Para esto, el primer y más importante ingrediente es uno imprescindible: encontrar a un actor que se pueda comprometer con el absurdo de la situación. A Alphonce le hicieron cambiar sus imponentes puros cubanos por zanahorias, y la volatilidad de un cuerpo que ya estaba perdiendo la batalla contra la sífilis lo llevaba a ensuciar su cama, su ropa y, cuando su doctor decidió tomar medidas en el asunto, sus pañales. Para esto, no hay mejor arma que la enorme dedicación de Hardy con sus papeles. El actor ha hecho de todo en su carrera y jamás le ha tenido miedo a rozar al ridículo o, si es necesario, el exceso. Puede que su Al Capone no pase a la historia como el más fiel a la realidad -la película jamás pretende nada de eso-, pero sí que su recital de locura, de palabras ininteligibles, de gruñidos y de una incómoda mirada de auténtico miedo, es digno de verse, ya sea para reírse o para admirar al talento del también protagonista de Legend en uno de sus extremos. Si recuerdan aquella escena de la genial Bronson (2008) -también protagonizada por Hardy- donde al delincuente se le obligaba a bailar al ritmo de «It’s a Sin» de los Pet Shop Boys, es similar solo que extendido a más de una hora cuarenta.

Si la mencionada comparación con Lynch llega a surgir en algún momento, no es coincidencia. Y es que además de la presencia de Kyle MacLachlan (Blue Velvet) como uno de los varios miembros del potente pero infrautilizado elenco de la película -se destacan Linda Cardellini y Matt Dillon-, sobresale el gran trabajo detrás de cámaras del director de fotografía Peter Deming, también colaborador en Twin Peaks: The Return y Mulholland Drive. Las escenas en Capone, cuando no apuestan a mostrar la desagradable descomposición de una persona, van hacia un estilo onírico que hacen pasear a Hardy por un salón de baile justo como lo hacía Jack Nicholson en The Shining. Solo que al igual que Jack Torrance, Capone siempre estuvo ahí, y aunque sus recuerdos se estén resquebrajando gracias a los remordimientos de su pasado -hay mucho del famoso recurso del narrador falible-, la por momentos débil exposición del film hace que el pasado se mezcle con el presente para hacer que el mafioso encare su propia leyenda, una que se erige sobre sangre. Aunque irregular en un tono que se esfuerza en crear un tipo de comedia que roza lo escatológico para luego ahogarla en un abrumador pesimismo, los temas que Trank quiere manejar hacen lo posible por mantenerse vigentes en todo momento, manifestándose en excesivas visiones del protagonista con la sutilidad de una persona arrancándose los ojos.
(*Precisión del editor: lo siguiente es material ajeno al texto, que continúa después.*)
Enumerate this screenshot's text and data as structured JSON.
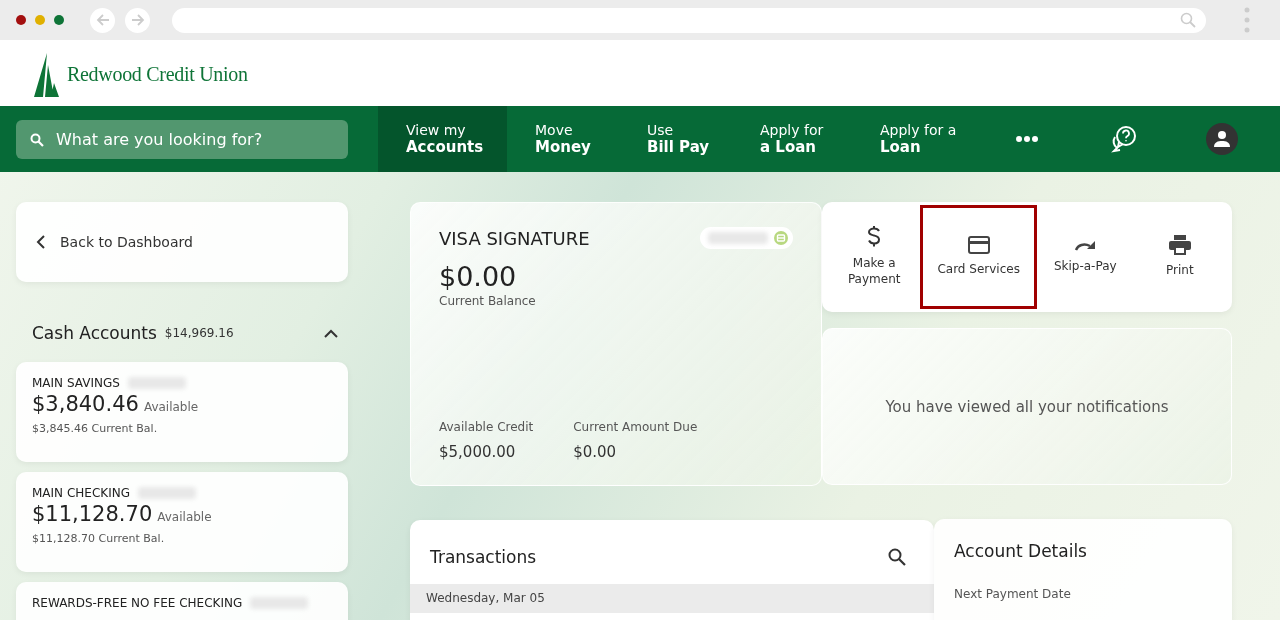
{
  "header": {
    "logo_text": "Redwood Credit Union"
  },
  "nav": {
    "search": {
      "placeholder": "What are you looking for?"
    },
    "items": [
      {
        "line1": "View my",
        "line2": "Accounts",
        "selected": true
      },
      {
        "line1": "Move",
        "line2": "Money",
        "selected": false
      },
      {
        "line1": "Use",
        "line2": "Bill Pay",
        "selected": false
      },
      {
        "line1": "Apply for",
        "line2": "a Loan",
        "selected": false
      },
      {
        "line1": "Apply for a",
        "line2": "Loan",
        "selected": false
      }
    ]
  },
  "sidebar": {
    "back_link": "Back to Dashboard",
    "group": {
      "title": "Cash Accounts",
      "total": "$14,969.16",
      "expanded": true
    },
    "accounts": [
      {
        "name": "MAIN SAVINGS",
        "number_hidden": true,
        "available": "$3,840.46",
        "available_label": "Available",
        "current": "$3,845.46 Current Bal."
      },
      {
        "name": "MAIN CHECKING",
        "number_hidden": true,
        "available": "$11,128.70",
        "available_label": "Available",
        "current": "$11,128.70 Current Bal."
      },
      {
        "name": "REWARDS-FREE NO FEE CHECKING",
        "number_hidden": true
      }
    ]
  },
  "card": {
    "title": "VISA SIGNATURE",
    "number_hidden": true,
    "balance": "$0.00",
    "balance_label": "Current Balance",
    "stats": [
      {
        "label": "Available Credit",
        "value": "$5,000.00"
      },
      {
        "label": "Current Amount Due",
        "value": "$0.00"
      }
    ]
  },
  "actions": [
    {
      "kind": "dollar",
      "label": "Make a Payment",
      "highlighted": false
    },
    {
      "kind": "card",
      "label": "Card Services",
      "highlighted": true
    },
    {
      "kind": "redo",
      "label": "Skip-a-Pay",
      "highlighted": false
    },
    {
      "kind": "print",
      "label": "Print",
      "highlighted": false
    }
  ],
  "notifications": {
    "message": "You have viewed all your notifications"
  },
  "transactions": {
    "title": "Transactions",
    "date_header": "Wednesday, Mar 05"
  },
  "account_details": {
    "title": "Account Details",
    "label": "Next Payment Date"
  }
}
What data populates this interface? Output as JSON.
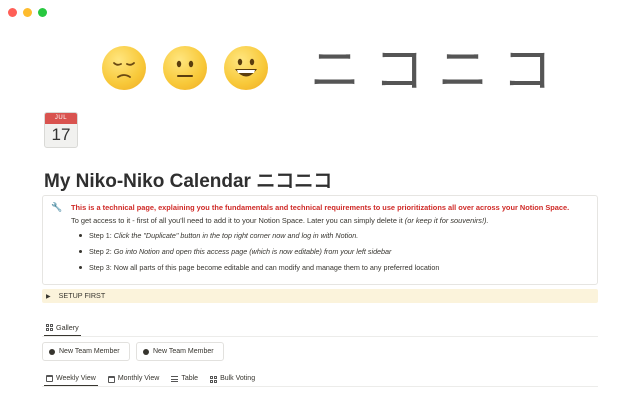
{
  "cover": {
    "kana": "ニコニコ",
    "faces": [
      "sad-face",
      "neutral-face",
      "grinning-face"
    ]
  },
  "page_icon": {
    "month": "JUL",
    "day": "17"
  },
  "title": {
    "text": "My Niko-Niko Calendar",
    "kana": "ニコニコ"
  },
  "callout": {
    "icon": "wrench-icon",
    "headline": "This is a technical page, explaining you the fundamentals and technical requirements to use prioritizations all over across your Notion Space.",
    "line1": "To get access to it - first of all you'll need to add it to your Notion Space. Later you can simply delete it",
    "line1_em": "(or keep it for souvenirs!).",
    "steps": [
      {
        "label": "Step 1:",
        "text": "Click the \"Duplicate\" button in the top right corner now and log in with Notion."
      },
      {
        "label": "Step 2:",
        "text": "Go into Notion and open this access page (which is now editable) from your left sidebar"
      },
      {
        "label": "Step 3:",
        "text": "Now all parts of this page become editable and can modify and manage them to any preferred location"
      }
    ]
  },
  "toggle": {
    "label": "SETUP FIRST"
  },
  "gallery_tab": {
    "label": "Gallery"
  },
  "cards": [
    "New Team Member",
    "New Team Member"
  ],
  "views": [
    "Weekly View",
    "Monthly View",
    "Table",
    "Bulk Voting"
  ]
}
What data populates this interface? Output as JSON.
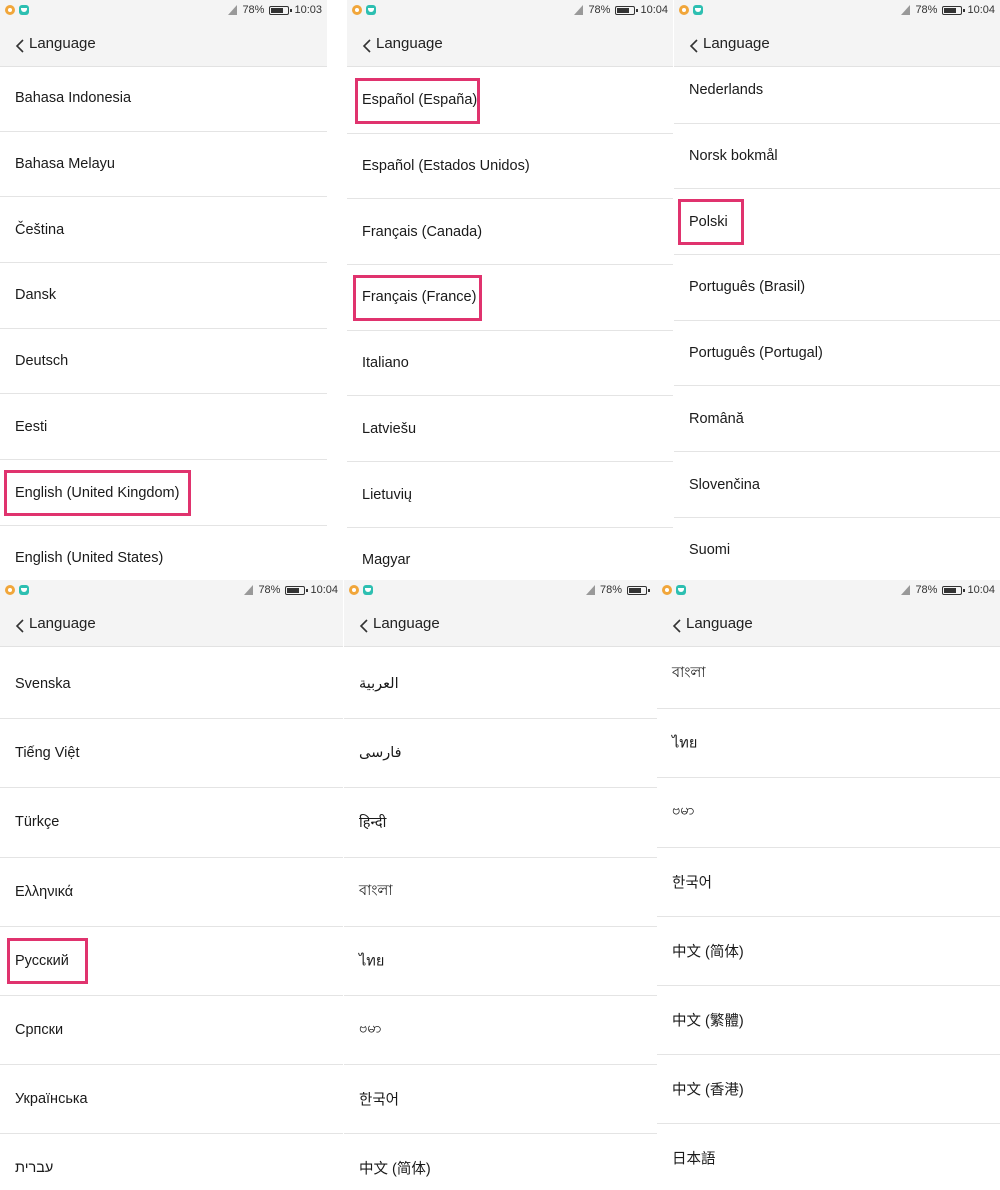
{
  "screens": [
    {
      "status": {
        "battery": "78%",
        "time": "10:03",
        "battery_level": 0.78
      },
      "nav": {
        "title": "Language"
      },
      "items": [
        "Bahasa Indonesia",
        "Bahasa Melayu",
        "Čeština",
        "Dansk",
        "Deutsch",
        "Eesti",
        "English (United Kingdom)",
        "English (United States)"
      ],
      "highlighted": [
        "English (United Kingdom)"
      ]
    },
    {
      "status": {
        "battery": "78%",
        "time": "10:04",
        "battery_level": 0.78
      },
      "nav": {
        "title": "Language"
      },
      "items": [
        "Español (España)",
        "Español (Estados Unidos)",
        "Français (Canada)",
        "Français (France)",
        "Italiano",
        "Latviešu",
        "Lietuvių",
        "Magyar"
      ],
      "highlighted": [
        "Español (España)",
        "Français (France)"
      ]
    },
    {
      "status": {
        "battery": "78%",
        "time": "10:04",
        "battery_level": 0.78
      },
      "nav": {
        "title": "Language"
      },
      "items": [
        "Nederlands",
        "Norsk bokmål",
        "Polski",
        "Português (Brasil)",
        "Português (Portugal)",
        "Română",
        "Slovenčina",
        "Suomi"
      ],
      "highlighted": [
        "Polski"
      ]
    },
    {
      "status": {
        "battery": "78%",
        "time": "10:04",
        "battery_level": 0.78
      },
      "nav": {
        "title": "Language"
      },
      "items": [
        "Svenska",
        "Tiếng Việt",
        "Türkçe",
        "Ελληνικά",
        "Русский",
        "Српски",
        "Українська",
        "עברית"
      ],
      "highlighted": [
        "Русский"
      ]
    },
    {
      "status": {
        "battery": "78%",
        "time": "",
        "battery_level": 0.78
      },
      "nav": {
        "title": "Language"
      },
      "items": [
        "العربية",
        "فارسی",
        "हिन्दी",
        "বাংলা",
        "ไทย",
        "ဗမာ",
        "한국어",
        "中文 (简体)"
      ],
      "highlighted": []
    },
    {
      "status": {
        "battery": "78%",
        "time": "10:04",
        "battery_level": 0.78
      },
      "nav": {
        "title": "Language"
      },
      "items": [
        "বাংলা",
        "ไทย",
        "ဗမာ",
        "한국어",
        "中文 (简体)",
        "中文 (繁體)",
        "中文 (香港)",
        "日本語"
      ],
      "highlighted": []
    }
  ],
  "colors": {
    "highlight": "#e0336e",
    "bar_bg": "#f4f4f4",
    "divider": "#e4e4e4"
  },
  "icons": {
    "status_left": [
      "notification-icon",
      "app-icon"
    ],
    "back": "chevron-left-icon",
    "signal": "signal-icon",
    "battery": "battery-icon"
  }
}
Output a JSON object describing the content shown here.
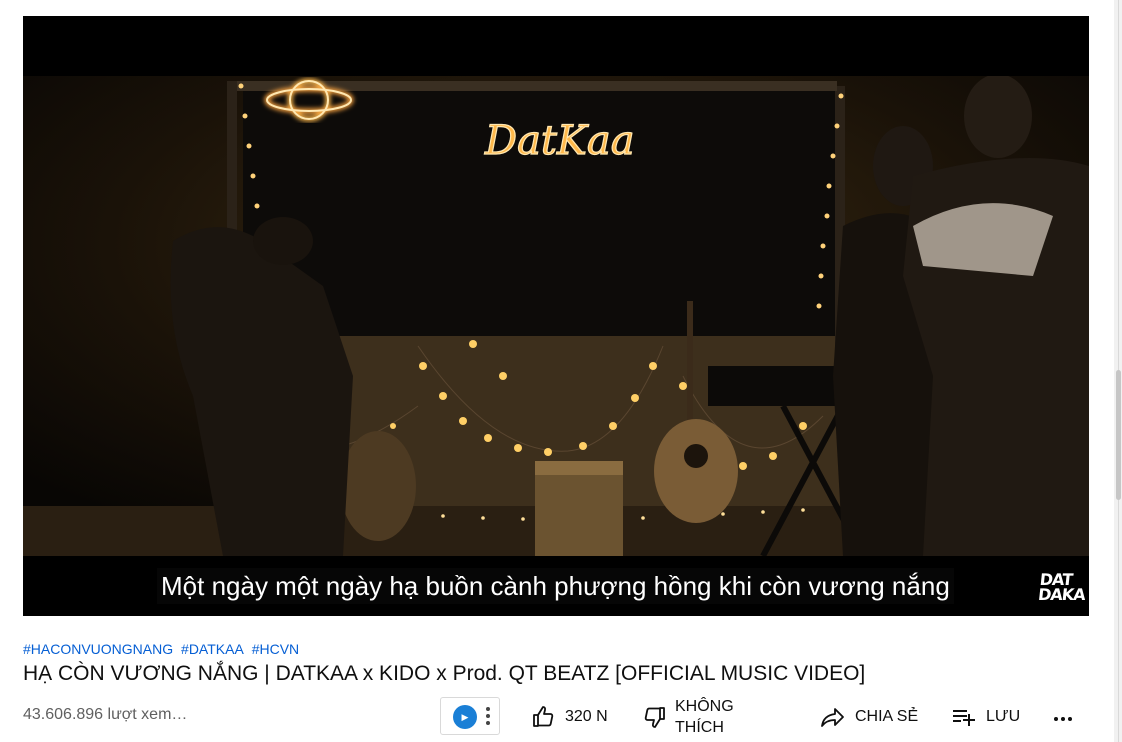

De entrada, es impensable encarar Capone pensando que se encontrará con una película con las mismas ambiciones de prestigio que hacen tropezar a otras. Trank prefiere envolver su historia con un estilo sucio y deforme -por momentos, más cercanos a un tipo de risible horror psicológico-, llevando a Al a hacer cosas que solo se podrían visibilizar en la ficción, como usar ropa de mujer para escaparse a una sesión de pesca que culmina con el mafioso disparándole ferozmente a un caimán. ¿Es memorable? Por supuesto que sí, pero igualmente complicado de recomendar. La antes titulada como Fonzo -un titulo que me gusta mucho más- llegó para partir aguas. Su diminuta escala puede que contradiga las expectativas de una producción con el nombre de Hardy en la portada y su insistencia en lo desagradable sin duda hará que varios espectadores la abandonen, pero encuentra su verdadero valor como la declaración de un cineasta que, pudiendo hacer lo que sea con su segunda oportunidad, decidió aprovecharla para mantenerse fiel a sí mismo.